Hydration of alkynes is similar to the acid-catalyst addition of the water to alkenes, but the reaction is slower than the corresponding reaction with alkenes. As we have said, a major reason for this difference in reactivity is the substantially higher energy of the vinylic carbocation intermediate that is formed when an alkyne is protonated. The rate of alkyne hydration is markedly enhanced in the presence of strong acid or Hg2+catalyst (usually mercuric sulfate, HgSO4). Under these conditions, the elements of water (H2O) are added to a triple bond and enol is obtained. Enol contains both a carbon-carbon double bond of alkenes and a hydroxyl group of the alcohol.
This intermediate cannot be isolated because it is very unstable and rapidly converted into a ketone. This conversion is called keto-enol tautomerization and can be catalyzed both by acid and base.
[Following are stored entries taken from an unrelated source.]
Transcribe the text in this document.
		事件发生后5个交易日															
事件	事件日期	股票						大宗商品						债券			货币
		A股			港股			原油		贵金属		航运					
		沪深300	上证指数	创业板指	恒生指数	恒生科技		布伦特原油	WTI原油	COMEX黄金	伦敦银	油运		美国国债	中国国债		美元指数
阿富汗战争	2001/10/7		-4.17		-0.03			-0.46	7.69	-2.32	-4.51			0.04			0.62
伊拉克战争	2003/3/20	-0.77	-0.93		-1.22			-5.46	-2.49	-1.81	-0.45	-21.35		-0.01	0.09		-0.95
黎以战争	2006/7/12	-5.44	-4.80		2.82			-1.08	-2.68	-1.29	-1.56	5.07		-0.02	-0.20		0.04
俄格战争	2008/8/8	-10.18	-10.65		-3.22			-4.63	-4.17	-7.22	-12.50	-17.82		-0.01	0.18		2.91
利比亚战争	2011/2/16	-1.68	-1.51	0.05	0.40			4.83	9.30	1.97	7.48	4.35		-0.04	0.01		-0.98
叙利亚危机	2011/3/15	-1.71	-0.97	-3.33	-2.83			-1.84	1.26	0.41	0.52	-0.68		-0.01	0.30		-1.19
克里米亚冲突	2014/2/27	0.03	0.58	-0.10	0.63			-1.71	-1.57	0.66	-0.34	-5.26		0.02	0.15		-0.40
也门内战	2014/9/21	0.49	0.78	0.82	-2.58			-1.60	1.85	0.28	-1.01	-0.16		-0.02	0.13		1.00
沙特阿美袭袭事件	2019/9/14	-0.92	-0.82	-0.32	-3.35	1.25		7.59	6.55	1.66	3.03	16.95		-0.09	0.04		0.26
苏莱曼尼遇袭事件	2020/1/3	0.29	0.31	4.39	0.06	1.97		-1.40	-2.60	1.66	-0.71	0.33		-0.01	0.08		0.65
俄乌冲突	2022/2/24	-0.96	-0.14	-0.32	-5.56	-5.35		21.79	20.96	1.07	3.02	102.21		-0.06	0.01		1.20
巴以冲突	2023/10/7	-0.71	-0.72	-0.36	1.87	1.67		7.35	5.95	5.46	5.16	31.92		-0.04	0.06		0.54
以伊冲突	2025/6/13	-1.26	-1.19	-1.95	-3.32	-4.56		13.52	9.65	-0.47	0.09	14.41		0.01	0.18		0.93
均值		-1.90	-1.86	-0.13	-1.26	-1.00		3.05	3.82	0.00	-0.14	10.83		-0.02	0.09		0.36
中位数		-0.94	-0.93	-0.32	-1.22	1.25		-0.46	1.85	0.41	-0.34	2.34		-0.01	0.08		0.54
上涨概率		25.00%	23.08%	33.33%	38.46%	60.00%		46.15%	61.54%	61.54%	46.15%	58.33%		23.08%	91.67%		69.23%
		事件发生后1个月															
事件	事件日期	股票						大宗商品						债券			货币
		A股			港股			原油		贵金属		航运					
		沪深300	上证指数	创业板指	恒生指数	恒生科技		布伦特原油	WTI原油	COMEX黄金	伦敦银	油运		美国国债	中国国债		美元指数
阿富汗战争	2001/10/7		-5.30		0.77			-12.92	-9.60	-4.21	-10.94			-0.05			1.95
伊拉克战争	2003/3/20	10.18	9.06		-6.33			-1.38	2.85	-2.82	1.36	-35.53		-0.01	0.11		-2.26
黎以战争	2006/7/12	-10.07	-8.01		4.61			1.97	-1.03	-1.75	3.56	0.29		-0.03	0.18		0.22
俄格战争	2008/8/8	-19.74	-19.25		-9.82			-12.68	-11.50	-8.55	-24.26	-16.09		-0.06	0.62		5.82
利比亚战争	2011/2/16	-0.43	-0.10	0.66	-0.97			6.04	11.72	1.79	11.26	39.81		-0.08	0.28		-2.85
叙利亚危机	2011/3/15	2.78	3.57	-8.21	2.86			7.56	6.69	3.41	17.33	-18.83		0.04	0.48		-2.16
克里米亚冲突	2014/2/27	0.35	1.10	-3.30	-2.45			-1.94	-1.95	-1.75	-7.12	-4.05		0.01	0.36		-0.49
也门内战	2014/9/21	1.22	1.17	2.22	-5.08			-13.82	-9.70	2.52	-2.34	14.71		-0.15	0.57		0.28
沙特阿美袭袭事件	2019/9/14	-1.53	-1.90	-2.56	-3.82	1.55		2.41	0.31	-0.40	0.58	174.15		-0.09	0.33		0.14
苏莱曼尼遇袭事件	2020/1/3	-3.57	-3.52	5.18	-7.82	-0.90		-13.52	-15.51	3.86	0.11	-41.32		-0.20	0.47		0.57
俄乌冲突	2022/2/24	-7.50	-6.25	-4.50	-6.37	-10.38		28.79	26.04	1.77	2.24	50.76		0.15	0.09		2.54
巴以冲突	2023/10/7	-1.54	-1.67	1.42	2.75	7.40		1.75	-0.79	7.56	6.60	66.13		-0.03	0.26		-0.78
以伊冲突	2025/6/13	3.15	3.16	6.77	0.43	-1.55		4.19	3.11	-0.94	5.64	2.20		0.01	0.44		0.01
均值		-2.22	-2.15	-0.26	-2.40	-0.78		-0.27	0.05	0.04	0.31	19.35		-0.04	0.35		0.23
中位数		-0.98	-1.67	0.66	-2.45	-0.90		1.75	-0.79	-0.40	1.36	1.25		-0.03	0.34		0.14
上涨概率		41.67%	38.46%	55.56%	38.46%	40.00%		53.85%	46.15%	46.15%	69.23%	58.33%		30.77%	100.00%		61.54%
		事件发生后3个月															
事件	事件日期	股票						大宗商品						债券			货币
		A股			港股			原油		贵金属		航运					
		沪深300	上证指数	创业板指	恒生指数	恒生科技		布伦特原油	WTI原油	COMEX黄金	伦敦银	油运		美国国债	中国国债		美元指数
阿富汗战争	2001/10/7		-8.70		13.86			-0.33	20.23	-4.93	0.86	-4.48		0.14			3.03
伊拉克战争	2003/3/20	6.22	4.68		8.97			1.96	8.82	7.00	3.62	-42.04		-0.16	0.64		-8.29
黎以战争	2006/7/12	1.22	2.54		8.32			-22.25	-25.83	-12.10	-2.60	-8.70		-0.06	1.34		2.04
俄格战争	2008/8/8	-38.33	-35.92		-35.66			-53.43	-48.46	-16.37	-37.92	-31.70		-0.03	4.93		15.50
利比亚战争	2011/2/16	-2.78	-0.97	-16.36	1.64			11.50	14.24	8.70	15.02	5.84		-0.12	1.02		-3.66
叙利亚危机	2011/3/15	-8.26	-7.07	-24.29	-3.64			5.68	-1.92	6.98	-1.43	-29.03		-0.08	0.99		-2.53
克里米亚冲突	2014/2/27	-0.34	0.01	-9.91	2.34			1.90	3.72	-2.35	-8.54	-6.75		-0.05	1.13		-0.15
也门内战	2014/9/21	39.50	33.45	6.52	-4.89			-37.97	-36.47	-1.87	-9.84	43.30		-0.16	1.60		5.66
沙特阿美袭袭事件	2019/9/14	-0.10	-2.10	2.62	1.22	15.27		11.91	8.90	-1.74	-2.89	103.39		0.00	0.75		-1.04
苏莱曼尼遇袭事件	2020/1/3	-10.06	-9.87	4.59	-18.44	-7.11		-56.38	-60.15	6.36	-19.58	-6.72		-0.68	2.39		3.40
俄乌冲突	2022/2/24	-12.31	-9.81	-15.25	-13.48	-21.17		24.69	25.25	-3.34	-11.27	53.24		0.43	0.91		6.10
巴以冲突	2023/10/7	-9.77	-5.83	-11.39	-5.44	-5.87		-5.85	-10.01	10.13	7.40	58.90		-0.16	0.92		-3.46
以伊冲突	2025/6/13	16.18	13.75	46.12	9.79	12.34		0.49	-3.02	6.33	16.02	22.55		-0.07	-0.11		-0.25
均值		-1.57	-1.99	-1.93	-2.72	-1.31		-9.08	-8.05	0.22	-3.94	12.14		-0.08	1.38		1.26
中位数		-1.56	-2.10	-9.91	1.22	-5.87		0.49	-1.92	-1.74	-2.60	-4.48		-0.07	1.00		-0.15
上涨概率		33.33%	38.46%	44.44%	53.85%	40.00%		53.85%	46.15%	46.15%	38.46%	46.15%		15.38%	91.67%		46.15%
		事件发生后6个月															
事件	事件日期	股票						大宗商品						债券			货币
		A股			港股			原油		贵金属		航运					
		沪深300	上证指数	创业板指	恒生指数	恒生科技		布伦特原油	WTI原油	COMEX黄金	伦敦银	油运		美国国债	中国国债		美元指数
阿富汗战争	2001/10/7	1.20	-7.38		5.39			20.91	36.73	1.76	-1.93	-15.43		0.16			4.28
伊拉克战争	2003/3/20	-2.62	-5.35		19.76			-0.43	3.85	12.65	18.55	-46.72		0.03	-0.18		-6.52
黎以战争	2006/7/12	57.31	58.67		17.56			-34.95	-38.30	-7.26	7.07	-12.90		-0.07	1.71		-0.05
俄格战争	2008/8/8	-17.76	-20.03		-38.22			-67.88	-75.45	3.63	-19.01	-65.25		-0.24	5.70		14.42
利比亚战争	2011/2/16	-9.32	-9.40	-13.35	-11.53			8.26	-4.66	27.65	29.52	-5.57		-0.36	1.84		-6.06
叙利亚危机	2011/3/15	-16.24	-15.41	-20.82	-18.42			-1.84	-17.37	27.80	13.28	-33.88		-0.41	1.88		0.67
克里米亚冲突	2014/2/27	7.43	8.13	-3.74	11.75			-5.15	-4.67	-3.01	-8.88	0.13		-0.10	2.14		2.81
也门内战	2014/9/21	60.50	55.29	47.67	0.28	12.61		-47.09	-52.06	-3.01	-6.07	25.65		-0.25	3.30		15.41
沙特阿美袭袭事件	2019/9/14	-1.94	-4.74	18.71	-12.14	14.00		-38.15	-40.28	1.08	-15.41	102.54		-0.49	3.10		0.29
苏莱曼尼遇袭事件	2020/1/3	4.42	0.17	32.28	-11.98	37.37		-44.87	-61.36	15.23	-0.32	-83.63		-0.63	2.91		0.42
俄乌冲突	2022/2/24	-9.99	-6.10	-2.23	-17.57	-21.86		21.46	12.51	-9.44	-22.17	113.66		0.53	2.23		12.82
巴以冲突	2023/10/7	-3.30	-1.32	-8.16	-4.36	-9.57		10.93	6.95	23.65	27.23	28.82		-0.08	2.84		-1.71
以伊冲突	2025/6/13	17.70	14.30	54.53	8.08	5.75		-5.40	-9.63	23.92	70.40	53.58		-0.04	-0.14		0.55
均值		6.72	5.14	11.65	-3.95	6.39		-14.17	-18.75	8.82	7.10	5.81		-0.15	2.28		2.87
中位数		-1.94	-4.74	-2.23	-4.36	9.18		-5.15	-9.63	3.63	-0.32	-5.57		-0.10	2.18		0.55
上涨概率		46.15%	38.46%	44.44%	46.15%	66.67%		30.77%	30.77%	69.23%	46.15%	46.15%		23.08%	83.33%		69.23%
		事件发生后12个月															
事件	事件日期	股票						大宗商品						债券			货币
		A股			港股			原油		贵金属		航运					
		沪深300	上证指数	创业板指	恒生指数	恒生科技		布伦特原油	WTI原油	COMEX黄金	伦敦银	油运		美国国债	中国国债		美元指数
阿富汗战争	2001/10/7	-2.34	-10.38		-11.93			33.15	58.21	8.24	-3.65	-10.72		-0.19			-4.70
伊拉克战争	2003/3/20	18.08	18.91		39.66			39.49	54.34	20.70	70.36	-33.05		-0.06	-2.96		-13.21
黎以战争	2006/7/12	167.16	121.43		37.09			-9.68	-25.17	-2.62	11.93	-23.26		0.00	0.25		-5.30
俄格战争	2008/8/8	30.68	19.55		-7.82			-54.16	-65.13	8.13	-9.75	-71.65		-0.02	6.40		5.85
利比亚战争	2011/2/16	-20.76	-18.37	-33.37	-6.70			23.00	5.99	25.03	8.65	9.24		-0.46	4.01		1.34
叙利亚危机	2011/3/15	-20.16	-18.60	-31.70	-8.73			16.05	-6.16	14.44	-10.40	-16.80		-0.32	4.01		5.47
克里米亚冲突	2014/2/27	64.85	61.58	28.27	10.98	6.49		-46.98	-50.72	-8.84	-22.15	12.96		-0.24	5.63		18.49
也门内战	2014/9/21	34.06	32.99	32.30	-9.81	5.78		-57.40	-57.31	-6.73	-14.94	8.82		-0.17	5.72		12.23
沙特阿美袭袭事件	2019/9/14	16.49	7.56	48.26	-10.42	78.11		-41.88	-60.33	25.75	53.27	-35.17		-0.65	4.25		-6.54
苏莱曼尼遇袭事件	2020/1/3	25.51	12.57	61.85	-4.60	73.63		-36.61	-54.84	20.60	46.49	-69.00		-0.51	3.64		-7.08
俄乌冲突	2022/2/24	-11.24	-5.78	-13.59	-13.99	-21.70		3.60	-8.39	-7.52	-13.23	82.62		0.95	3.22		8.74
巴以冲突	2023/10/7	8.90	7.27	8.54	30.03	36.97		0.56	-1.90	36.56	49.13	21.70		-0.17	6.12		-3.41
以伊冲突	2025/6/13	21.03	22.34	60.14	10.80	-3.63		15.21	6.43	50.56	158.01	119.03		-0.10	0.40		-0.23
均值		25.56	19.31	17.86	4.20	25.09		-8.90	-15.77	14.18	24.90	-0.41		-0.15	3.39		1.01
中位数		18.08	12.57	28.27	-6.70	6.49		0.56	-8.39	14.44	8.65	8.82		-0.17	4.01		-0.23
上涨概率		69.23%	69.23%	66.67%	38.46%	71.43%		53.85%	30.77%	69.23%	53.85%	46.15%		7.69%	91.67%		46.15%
Now, we will see the acid-catalyzed conversion of an enol to a ketone occur via two steps:
STEP 1. Protonation of the double bond of the enol with acid adds H+ to form a resonance-stabilized carbocation.
STEP 2. Loss of the proton forms the carbonyl group.
The enol is said to tautomerize to the carbonyl compound, and the two new species are called tautomers which means that they are constitutional isomers that rapidly that rapidly interconvert via the migration of a proton.